Hi, OP -
I am a former Russell Group STEM admissions tutor. I think you have a lot of good advice above so my main point will be different. But I will concur with @Needmoresleep that Economics programmes can vary widely in content. Also I echo her point that Economics is heavily Statistics based. Physics makes much richer use of Maths. How significant is this for DS?
Furthermore, our graduates do get desirable jobs in the financial sector and this is typical of good STEM graduates from excellent programmes who have proactively aimed for the financial sector during their studies. So if DS is interested in a financial career, the choice may not be all that significant.

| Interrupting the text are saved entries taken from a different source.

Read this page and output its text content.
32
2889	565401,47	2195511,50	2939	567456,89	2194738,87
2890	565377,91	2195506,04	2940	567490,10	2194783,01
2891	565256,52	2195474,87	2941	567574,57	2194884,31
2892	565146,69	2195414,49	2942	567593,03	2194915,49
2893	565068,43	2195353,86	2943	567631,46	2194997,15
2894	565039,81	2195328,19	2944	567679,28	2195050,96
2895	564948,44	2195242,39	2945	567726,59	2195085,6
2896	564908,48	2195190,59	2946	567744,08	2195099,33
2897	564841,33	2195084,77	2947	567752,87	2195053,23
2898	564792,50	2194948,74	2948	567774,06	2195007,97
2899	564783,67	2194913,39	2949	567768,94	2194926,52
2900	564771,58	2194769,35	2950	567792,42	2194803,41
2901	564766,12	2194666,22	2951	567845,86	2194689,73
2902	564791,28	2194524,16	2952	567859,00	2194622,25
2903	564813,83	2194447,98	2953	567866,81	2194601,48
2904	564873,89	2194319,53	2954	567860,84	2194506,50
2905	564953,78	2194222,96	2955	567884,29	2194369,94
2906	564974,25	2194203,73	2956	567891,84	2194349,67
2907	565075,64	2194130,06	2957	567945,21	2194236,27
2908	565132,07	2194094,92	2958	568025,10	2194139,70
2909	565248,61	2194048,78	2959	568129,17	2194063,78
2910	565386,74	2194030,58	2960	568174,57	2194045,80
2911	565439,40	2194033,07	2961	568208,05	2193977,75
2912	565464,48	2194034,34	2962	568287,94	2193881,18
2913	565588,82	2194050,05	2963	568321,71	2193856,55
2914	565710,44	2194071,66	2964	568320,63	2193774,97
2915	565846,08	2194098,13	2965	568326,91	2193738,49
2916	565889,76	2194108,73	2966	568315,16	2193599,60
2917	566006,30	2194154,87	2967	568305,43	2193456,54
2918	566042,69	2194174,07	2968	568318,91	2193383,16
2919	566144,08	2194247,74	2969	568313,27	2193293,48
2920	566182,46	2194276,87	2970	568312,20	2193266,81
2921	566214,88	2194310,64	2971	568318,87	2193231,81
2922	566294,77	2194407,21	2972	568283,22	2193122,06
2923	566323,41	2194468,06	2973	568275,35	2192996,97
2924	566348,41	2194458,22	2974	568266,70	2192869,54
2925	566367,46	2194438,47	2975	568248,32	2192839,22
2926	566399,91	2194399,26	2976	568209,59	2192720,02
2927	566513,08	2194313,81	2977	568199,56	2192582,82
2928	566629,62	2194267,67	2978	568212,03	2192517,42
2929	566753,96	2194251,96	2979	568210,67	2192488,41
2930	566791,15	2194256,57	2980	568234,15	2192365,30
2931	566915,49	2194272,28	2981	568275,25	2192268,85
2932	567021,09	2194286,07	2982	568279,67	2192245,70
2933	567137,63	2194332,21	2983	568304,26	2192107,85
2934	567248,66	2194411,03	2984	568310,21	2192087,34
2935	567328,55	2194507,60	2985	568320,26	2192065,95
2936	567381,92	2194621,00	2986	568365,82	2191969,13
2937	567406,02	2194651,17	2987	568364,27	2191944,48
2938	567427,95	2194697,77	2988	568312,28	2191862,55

I also note per PP that actuaries have fabulous job satisfaction (and career progession), at or very close to the top of the league tables decade after decade. I am not sure what an actuarial degree (perhaps a joint hons degree) entails but it is worth knowing about. However one can also enter the career from an Economics or STEM discipline.
Now, I am mainly writing in response to your comment that you cannot afford to send DS to university in America. A minority of excellent American universities offer substantial financial aid to international students.
At the extreme, several Ivy League schools including Harvard and Dartmouth have a policy that a family on an income of less than $100,000 never pays a cent, nor does the student take a loan (though they may be required to work a pretty good university job, eg in a library or academic department, for a few hours per week during term time). Above that threshold there is a contribution but the asset calculator does not include the primary home or pension pots and it takes account of family size. I created a fake profile at Harvard as a Continental applicant with a family income of $175,000 pa (!) and including travel and health ins, my family was only paying about $20,000 pa. That’s barely more than the total costs of a British university when the exchange rate is bad, and I was posing as a fairly rich girl.
Other universities and elite four year colleges - the latter is a concept we don’t have in the UK but I will summarise below - offer less comprehensive aid, but this board has contained a number of posts from mums pleasantly shocked by what they have found.
The Fulbright Foundation which encourages bilateral UK-US educational exchange (Wm Fulbright was a distinguished US senator) has a website containing a lot of detailed information about this.
The elite four year colleges are staffed by academics who are superbly qualified nut decided at some point (in STEM usually after a postdoc) to focus more on teaching than research. So they don’t have PhD programmes.
Students get much more attention from academics than at universities. They can do independent study, summer projects, etc. Examples include Amherst, Swarthmore, Reed, the five Claremont Colleges east of LA, Oberlin and many, many more. A mum about a year ago on this board said she had a DC at Oxbridge, one at an Ivy and one at one of these colleges. The college student had the best experience. Amongst PG tutors and large employers the colleges are very well recognised; I am not sure about small employers in the UK (‘yes’ in the US).
Please forgive the detail; I myself have taught only at large universities in the US and UK. But some of our strongest American doctoral students (in a superb School) were from four year colleges, and I wanted to make clear that the education is recognised to be as good as any.
Anyway, your DS has a relatively nice problem!